Our wealth and money can be signals for our identity, personal character traits, and group status, plus they can be used to purchase other things that further signal these things about who we are. What is interesting is how much we are not aware of these signals, and the extent to which we fail to recognize or acknowledge the drive these signaling mechanisms have in our purchasing decisions.

 

Simler and Hanson write, “as consumers, we’re aware of many of these signals. We know how to judge people by their purchases, and we’re mostly aware of the impressions our own purchases make on others. But we’re significantly less aware of the extent to which our purchasing decisions are driven by these signaling motives.” We go out of our way to make certain impressions on other people, to show that we are part of a certain group, that we truly belong in a particular space, and that we are competent enough to know what we are doing. We put a lot of effort into demonstrating something about ourselves, even if we don’t think we are.

 

Sometimes we are expected to make these signals, and sometimes we make them so that we can fit in with a particular group or identity that we want to adopt. Doctors might purchase fancy cars even if they have high levels of student debt and can’t really afford the car. Runners might buy particular sunglasses to look cool at the group runs, and many religious people might spend a lot on fancy religious jewelry to show off wealth and faith at the same time.
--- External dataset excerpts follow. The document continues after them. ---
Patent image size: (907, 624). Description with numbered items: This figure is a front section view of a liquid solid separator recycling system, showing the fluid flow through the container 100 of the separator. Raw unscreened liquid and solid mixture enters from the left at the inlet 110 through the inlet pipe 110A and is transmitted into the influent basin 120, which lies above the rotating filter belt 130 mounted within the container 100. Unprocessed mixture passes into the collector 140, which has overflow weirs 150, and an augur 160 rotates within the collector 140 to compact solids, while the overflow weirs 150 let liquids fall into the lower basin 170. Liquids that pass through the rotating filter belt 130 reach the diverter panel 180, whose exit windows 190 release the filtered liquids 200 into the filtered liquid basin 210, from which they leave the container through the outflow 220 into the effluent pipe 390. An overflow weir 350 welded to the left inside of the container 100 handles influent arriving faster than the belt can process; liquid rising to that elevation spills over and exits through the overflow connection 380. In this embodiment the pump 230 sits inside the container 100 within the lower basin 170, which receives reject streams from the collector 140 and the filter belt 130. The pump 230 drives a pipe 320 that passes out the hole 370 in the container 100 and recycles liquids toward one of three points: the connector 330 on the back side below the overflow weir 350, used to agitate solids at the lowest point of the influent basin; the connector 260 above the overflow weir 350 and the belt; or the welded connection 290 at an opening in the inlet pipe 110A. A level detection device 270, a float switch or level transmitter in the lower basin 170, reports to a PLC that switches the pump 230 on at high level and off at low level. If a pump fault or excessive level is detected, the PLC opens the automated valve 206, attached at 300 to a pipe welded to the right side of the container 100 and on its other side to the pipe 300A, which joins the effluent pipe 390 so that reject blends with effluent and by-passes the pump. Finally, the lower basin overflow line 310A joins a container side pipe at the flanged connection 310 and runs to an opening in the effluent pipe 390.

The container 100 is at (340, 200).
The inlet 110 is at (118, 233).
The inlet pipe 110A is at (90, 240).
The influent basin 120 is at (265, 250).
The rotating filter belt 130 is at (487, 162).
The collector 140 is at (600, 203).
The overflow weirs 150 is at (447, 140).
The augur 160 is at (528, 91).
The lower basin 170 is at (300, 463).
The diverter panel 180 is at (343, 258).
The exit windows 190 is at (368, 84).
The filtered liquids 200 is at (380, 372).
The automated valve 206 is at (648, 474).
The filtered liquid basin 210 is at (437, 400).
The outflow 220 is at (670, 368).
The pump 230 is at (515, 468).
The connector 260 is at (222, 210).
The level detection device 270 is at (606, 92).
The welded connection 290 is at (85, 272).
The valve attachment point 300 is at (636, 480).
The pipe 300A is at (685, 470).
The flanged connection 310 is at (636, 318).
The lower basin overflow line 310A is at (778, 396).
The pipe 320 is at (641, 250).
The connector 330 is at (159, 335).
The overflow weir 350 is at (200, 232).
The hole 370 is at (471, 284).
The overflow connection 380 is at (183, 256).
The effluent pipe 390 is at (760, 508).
The things we buy, or don’t buy, reflect something about ourselves, the groups we belong to, and our values. With some purchases we try to be as visible as possible – like buying a fancy thing at a charity auction, and with some purchases we try our hardest to hide the evidence of our transaction – like say paying off a porn actress to stay silent about an affair. The thing we purchase may be an approved way to flaunt our wealth and social value (like a Tesla), but it could also signal a moral deficiency or a selfish behavior. We don’t always acknowledge it directly, but many of our purchasing decisions have these qualities, and it is probably best to be aware of this signaling behaviors when we are making purchases.